How to Cite a Source With No Date
When a source has no publication date, you replace the year with a no-date marker, such as the abbreviation for no date, in the spot where the year normally goes. Many styles also ask you to add the date you accessed the source, since undated material can change over time.
Why a source might have no date
Undated sources are common online. Many web pages, static company pages, some reports, and older documents do not show a publication or update date anywhere. A missing date does not stop you from citing the source. It changes what you put in the date position and often adds an access date so readers know when you viewed it.
The core rule: use a no-date marker
Author-date styles need something in the date slot so the citation still works. When no date exists, you put a standard no-date marker there instead of a year. This keeps the structure of both your in-text citation and your full reference intact: the marker sits exactly where the year would, so the short form and the long form still match.
In your in-text citation, that means pairing the author or title with the no-date marker rather than a year. In your reference list, the same marker fills the date element, and the rest of the entry follows the normal pattern for that source type.
Add an access date for changeable sources
For online sources that can change, most styles ask you to record the date you accessed the material. This matters most when there is no publication date, because the access date becomes the reader's only time reference. It tells them which version of a living page you actually saw, which is important if the content is later edited or removed.
The access date usually goes near the URL at the end of the reference. Where exactly it sits, and how it is worded, depends on the style, so let a generator place it correctly once you enter it.
Check carefully before deciding there is no date
Dates are often present but hidden. Before you fall back to the no-date marker, look in these places:
- The top or bottom of the page, where a published or updated date is often shown.
- A copyright line in the footer, which can give at least a year.
- The article byline or metadata, which sometimes carries a timestamp.
- The document properties of a downloaded PDF or file.
If you find a reliable date, use it. Only when no publication or update date can be found anywhere should you use the no-date marker. Avoid guessing a date, since an invented date is worse than an honest no-date marker.
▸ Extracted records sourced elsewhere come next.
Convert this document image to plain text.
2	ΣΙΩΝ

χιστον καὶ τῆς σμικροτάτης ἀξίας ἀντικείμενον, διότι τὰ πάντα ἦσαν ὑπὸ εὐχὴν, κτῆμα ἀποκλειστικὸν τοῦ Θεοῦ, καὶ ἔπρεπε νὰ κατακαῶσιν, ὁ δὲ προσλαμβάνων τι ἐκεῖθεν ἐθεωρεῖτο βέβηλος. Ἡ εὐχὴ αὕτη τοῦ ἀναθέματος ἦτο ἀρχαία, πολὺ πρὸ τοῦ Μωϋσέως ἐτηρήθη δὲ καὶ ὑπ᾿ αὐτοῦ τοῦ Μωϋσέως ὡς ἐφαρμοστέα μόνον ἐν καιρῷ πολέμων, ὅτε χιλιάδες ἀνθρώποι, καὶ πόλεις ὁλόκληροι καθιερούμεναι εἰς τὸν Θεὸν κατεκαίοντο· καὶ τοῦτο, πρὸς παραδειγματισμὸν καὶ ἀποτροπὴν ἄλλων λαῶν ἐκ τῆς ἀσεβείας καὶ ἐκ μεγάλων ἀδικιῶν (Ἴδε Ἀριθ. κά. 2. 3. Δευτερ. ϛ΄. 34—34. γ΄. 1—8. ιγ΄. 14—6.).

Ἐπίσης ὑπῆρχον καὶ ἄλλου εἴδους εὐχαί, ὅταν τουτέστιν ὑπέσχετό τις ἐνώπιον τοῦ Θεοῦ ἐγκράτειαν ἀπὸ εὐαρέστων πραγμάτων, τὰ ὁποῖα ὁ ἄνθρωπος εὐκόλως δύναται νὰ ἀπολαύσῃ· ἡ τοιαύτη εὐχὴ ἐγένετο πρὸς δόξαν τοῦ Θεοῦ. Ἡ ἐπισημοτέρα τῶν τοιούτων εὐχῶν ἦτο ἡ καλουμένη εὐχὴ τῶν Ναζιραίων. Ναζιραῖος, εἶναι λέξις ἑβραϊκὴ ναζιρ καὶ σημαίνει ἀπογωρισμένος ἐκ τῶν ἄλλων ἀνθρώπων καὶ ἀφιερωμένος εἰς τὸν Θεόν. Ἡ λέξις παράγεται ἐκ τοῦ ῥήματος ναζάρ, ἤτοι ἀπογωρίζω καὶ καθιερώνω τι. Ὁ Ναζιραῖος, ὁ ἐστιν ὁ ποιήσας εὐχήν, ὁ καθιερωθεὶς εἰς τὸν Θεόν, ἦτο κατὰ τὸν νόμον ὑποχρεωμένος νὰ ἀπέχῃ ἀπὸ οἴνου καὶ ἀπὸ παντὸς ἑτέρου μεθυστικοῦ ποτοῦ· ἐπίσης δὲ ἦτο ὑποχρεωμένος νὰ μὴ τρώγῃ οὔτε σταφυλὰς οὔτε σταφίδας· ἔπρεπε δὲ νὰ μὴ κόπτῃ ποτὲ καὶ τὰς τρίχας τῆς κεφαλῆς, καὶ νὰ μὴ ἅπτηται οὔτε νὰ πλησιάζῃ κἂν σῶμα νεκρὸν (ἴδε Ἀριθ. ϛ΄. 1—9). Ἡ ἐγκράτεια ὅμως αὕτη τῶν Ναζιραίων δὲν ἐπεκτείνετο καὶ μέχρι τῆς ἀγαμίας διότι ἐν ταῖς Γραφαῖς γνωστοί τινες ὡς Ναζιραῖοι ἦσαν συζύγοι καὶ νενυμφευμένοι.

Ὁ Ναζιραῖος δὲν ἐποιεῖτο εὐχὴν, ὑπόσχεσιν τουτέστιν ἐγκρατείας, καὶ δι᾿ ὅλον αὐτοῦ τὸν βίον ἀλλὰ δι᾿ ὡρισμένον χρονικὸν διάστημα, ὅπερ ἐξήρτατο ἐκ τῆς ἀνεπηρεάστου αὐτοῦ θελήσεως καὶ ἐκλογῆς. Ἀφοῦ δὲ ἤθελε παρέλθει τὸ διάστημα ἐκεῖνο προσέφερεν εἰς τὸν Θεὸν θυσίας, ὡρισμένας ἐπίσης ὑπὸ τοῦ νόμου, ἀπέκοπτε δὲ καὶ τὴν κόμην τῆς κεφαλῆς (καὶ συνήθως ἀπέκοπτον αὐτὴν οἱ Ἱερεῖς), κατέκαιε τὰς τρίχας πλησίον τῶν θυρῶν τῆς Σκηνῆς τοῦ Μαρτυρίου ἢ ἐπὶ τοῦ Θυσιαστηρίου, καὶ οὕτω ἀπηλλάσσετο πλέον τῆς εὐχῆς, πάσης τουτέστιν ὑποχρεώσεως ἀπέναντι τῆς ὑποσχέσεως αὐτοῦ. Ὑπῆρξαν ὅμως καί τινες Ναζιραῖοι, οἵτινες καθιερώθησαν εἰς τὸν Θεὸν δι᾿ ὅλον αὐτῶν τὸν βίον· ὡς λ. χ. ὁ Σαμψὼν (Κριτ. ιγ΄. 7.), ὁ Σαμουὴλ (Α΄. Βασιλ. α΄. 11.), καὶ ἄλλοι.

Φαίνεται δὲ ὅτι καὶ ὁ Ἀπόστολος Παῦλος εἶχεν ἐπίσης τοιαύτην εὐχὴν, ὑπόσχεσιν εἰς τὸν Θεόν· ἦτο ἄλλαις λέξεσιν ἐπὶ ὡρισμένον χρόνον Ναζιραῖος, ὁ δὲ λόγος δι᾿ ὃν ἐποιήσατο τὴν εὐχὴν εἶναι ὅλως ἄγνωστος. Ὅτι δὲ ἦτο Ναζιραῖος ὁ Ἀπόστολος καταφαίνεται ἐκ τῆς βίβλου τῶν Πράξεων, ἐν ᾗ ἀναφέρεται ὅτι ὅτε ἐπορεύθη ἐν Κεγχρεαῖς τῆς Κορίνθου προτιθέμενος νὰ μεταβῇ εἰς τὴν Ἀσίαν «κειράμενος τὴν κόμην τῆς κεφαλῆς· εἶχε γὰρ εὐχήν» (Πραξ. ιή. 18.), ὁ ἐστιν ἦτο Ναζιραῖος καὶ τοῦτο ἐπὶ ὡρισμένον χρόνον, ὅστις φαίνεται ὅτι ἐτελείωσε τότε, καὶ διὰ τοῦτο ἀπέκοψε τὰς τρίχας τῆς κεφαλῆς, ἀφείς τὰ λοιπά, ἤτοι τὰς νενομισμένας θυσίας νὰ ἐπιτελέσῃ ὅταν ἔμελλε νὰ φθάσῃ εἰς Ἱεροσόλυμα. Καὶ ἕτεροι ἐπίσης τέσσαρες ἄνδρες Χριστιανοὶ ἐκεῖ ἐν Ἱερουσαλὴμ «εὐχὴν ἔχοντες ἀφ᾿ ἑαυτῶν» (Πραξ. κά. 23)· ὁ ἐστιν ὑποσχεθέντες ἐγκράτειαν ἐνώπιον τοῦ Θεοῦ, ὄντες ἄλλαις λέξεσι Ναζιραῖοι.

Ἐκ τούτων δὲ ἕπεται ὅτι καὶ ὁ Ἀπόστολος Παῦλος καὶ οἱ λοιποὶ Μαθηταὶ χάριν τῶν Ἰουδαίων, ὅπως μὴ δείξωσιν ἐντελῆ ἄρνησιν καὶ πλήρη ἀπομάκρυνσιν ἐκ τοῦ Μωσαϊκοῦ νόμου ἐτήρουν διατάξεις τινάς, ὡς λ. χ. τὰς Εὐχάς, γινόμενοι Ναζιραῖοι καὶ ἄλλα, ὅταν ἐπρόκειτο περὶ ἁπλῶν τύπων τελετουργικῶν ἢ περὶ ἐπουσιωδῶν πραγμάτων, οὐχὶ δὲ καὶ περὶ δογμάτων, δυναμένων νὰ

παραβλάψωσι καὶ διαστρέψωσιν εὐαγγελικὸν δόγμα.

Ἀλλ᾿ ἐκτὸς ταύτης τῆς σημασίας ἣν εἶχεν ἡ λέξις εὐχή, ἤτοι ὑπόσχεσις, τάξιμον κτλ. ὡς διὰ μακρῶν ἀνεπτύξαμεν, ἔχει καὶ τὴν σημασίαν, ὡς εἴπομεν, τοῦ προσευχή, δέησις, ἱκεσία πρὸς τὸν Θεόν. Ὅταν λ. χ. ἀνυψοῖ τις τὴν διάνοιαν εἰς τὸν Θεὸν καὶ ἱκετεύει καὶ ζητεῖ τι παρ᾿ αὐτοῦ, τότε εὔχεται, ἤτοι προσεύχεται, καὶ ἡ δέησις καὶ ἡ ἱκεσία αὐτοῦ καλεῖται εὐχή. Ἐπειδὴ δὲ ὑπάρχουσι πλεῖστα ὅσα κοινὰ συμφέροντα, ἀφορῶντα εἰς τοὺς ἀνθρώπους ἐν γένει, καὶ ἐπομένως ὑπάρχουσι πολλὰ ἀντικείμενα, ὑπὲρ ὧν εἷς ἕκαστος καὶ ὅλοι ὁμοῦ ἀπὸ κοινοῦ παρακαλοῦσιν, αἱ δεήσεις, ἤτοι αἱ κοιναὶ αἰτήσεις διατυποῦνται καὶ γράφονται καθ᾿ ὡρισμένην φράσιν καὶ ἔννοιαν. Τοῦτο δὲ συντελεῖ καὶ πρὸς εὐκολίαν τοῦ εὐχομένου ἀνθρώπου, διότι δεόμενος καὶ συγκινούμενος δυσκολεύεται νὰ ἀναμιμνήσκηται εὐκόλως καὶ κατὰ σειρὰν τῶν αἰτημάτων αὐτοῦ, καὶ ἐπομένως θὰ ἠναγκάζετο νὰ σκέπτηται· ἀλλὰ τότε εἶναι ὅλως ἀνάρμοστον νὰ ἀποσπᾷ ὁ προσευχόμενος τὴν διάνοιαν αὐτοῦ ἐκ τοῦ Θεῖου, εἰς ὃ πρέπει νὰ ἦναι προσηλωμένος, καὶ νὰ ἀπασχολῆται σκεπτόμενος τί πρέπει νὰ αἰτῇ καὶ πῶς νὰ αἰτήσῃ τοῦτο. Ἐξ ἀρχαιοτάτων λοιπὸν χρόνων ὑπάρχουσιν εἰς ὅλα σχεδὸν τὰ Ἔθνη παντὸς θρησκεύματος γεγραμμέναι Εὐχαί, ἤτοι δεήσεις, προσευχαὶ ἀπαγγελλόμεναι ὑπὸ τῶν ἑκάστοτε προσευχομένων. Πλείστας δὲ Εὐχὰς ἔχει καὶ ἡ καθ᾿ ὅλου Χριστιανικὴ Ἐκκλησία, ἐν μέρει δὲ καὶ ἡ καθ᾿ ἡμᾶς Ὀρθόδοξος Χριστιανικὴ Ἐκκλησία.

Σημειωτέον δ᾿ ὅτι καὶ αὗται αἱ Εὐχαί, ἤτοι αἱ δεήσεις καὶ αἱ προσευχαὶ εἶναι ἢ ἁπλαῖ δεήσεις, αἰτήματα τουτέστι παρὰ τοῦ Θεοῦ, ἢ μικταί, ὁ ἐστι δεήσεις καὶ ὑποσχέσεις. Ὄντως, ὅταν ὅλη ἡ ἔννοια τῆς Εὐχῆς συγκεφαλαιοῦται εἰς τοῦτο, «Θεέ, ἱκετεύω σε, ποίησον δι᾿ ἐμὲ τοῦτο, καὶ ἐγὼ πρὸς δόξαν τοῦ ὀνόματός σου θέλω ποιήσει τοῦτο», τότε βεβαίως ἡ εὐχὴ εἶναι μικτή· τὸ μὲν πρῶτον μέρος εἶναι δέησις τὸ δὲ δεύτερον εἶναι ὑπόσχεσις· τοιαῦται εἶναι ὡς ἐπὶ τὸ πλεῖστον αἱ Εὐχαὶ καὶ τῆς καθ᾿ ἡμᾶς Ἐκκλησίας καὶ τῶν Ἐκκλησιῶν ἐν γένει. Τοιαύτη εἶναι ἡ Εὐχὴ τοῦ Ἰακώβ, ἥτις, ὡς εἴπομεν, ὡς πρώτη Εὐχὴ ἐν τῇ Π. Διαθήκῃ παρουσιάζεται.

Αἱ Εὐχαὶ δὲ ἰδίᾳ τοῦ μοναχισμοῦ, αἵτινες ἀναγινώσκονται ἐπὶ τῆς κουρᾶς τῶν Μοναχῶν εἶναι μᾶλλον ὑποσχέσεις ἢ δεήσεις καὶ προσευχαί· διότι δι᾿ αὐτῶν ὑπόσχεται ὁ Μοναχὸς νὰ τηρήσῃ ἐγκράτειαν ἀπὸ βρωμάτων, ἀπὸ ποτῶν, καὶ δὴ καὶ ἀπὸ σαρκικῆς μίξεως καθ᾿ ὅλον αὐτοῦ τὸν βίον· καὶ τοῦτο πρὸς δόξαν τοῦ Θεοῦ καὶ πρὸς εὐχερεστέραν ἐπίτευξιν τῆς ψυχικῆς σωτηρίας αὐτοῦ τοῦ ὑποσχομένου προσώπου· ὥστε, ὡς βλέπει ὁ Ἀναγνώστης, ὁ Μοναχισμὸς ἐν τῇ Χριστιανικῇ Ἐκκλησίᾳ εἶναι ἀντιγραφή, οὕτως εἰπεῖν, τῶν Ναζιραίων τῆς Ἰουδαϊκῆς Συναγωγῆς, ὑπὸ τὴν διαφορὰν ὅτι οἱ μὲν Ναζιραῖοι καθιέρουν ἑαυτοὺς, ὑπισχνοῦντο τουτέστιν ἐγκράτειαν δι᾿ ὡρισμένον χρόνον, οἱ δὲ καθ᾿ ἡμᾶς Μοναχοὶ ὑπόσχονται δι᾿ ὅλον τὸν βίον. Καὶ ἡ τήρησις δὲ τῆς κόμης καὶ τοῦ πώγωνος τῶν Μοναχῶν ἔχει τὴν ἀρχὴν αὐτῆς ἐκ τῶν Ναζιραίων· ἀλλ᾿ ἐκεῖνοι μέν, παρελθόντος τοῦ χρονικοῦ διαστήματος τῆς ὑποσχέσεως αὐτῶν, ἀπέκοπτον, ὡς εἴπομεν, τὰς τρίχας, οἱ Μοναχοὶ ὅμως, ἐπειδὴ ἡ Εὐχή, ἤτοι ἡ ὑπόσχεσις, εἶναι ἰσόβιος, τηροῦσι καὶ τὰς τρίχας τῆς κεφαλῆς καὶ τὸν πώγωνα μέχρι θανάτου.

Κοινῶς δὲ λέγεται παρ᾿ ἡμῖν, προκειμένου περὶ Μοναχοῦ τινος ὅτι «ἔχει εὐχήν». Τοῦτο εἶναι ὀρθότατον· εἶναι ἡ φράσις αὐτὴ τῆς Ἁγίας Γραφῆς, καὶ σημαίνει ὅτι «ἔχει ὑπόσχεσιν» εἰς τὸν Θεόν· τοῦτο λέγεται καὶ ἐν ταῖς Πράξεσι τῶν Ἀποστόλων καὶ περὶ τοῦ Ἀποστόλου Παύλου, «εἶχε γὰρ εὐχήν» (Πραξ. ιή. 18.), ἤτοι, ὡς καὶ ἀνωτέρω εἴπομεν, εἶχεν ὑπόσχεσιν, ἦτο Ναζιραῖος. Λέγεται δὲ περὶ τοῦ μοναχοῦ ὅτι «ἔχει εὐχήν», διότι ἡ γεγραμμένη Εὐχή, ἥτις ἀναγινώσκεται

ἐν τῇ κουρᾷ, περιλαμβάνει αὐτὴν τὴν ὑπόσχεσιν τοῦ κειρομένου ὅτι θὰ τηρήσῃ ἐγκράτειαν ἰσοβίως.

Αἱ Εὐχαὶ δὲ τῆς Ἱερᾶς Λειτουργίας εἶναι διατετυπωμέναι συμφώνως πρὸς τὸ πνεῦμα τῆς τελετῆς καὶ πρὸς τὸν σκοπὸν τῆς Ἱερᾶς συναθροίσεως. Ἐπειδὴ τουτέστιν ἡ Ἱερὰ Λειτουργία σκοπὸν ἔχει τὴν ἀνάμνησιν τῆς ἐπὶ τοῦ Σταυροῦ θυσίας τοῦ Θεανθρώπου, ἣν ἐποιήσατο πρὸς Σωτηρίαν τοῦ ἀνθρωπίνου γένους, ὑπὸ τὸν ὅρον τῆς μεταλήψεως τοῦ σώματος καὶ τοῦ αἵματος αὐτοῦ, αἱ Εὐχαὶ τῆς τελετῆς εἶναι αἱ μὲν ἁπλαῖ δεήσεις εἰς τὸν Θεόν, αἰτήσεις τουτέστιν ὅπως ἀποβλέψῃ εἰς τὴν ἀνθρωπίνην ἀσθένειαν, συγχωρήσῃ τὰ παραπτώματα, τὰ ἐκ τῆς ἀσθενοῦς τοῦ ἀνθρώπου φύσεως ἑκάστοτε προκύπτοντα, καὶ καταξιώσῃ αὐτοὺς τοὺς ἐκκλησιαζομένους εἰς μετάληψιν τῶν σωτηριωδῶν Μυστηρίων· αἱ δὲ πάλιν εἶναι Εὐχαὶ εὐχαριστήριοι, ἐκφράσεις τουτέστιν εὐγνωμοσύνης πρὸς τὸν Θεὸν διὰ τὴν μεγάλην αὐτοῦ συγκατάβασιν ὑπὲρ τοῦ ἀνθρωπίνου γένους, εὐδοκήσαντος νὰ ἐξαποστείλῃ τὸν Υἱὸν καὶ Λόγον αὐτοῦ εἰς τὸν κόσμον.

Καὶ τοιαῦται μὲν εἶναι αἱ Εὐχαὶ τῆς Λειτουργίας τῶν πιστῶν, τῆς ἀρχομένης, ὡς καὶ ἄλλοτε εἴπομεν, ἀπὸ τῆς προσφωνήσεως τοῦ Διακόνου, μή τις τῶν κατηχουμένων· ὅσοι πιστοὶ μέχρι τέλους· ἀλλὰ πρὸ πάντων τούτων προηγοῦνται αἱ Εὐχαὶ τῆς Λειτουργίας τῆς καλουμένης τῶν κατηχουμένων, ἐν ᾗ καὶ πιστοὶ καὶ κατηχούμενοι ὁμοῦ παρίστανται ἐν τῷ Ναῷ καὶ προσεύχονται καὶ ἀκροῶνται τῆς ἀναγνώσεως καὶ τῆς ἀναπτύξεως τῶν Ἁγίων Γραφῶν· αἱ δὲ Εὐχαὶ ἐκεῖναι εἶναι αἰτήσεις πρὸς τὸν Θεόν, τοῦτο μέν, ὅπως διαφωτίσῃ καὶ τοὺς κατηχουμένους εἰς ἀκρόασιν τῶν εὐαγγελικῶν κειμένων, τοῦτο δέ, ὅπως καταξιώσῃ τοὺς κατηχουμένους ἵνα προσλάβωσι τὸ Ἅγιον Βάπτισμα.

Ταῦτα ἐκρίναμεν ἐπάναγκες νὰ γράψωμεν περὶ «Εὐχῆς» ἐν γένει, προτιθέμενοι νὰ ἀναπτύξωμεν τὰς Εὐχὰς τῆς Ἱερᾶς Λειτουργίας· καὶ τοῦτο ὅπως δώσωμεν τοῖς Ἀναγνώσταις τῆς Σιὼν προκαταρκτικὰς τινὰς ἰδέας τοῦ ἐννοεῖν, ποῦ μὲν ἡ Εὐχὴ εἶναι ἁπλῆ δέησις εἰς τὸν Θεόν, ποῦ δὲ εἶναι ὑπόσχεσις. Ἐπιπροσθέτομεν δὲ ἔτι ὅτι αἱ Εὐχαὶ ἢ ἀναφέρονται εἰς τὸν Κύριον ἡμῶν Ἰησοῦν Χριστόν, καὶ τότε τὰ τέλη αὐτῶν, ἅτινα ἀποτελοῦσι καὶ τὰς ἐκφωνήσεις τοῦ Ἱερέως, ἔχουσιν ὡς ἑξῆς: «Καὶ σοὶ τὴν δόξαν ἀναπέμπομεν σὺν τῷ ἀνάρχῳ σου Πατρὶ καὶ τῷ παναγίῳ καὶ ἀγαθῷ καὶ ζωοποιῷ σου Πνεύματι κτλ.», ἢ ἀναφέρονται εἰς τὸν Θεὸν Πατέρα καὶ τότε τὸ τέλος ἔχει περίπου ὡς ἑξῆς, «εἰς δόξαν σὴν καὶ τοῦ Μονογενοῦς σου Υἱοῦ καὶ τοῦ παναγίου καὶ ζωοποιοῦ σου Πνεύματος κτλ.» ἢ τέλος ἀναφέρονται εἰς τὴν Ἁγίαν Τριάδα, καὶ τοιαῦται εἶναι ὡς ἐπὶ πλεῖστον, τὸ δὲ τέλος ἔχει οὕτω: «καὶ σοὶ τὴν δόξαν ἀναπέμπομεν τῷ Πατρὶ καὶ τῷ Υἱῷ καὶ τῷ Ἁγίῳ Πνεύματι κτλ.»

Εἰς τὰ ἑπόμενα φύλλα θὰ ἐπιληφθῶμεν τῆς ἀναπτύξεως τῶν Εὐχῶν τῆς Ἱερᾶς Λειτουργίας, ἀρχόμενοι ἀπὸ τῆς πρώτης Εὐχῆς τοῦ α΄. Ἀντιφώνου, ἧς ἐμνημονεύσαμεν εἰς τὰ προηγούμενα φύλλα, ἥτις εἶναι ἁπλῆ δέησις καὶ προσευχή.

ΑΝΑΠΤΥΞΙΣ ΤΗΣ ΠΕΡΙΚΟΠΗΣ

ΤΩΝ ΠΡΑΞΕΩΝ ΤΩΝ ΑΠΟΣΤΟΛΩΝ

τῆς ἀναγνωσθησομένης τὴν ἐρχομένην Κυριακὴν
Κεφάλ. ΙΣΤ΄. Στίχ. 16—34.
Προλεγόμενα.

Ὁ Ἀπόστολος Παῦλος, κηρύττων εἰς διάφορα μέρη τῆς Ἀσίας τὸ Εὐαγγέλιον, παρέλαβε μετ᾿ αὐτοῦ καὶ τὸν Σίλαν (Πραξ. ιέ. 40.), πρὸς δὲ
Keeping in-text and reference consistent
The single most important thing is that your in-text citation and your full reference use the same marker in the same place. If the in-text note shows the no-date marker, the reference entry must show it too. Building the citation with a generator and leaving the date field empty ensures both halves stay in agreement and use the exact abbreviation your style expects.
Estimated and approximate dates
Sometimes you cannot find an exact date but you have strong evidence of an approximate one, for example from surrounding content, a copyright range, or the context of the work. Several styles allow you to mark a date as approximate rather than dropping to the no-date marker entirely. An approximate date, clearly flagged as an estimate, is more informative than no date at all, because it still tells the reader roughly when the source belongs. The key is to signal clearly that the date is estimated, never to present a guess as if it were confirmed. Only when you have no basis for even an estimate should you use the plain no-date marker.
Why undated online sources need extra care
Undated web pages are the trickiest case because they can change silently. A page you cite today might be edited or deleted next month, and without a publication date the reader has no built-in reference point. That is exactly why the access date carries so much weight here: it pins your citation to a specific version you actually saw. For important undated sources, it is also worth saving a copy or an archived snapshot, so you can show what the page said at the time even if the live version later changes. The generator formats the citation; saving a record protects the evidence behind it.
A worked no-date example
Imagine you cite a company web page that explains a product but shows no published or updated date anywhere, and no usable copyright year. You would put the no-date marker where the year normally goes, both in your in-text citation and in the full reference. The reference would then carry the title, the website name, and the URL, with an access date near the link recording when you viewed the page. Your in-text citation pairs the author or title with the same no-date marker. Because both halves use the identical marker in the same spot, the short pointer and the full entry stay perfectly aligned.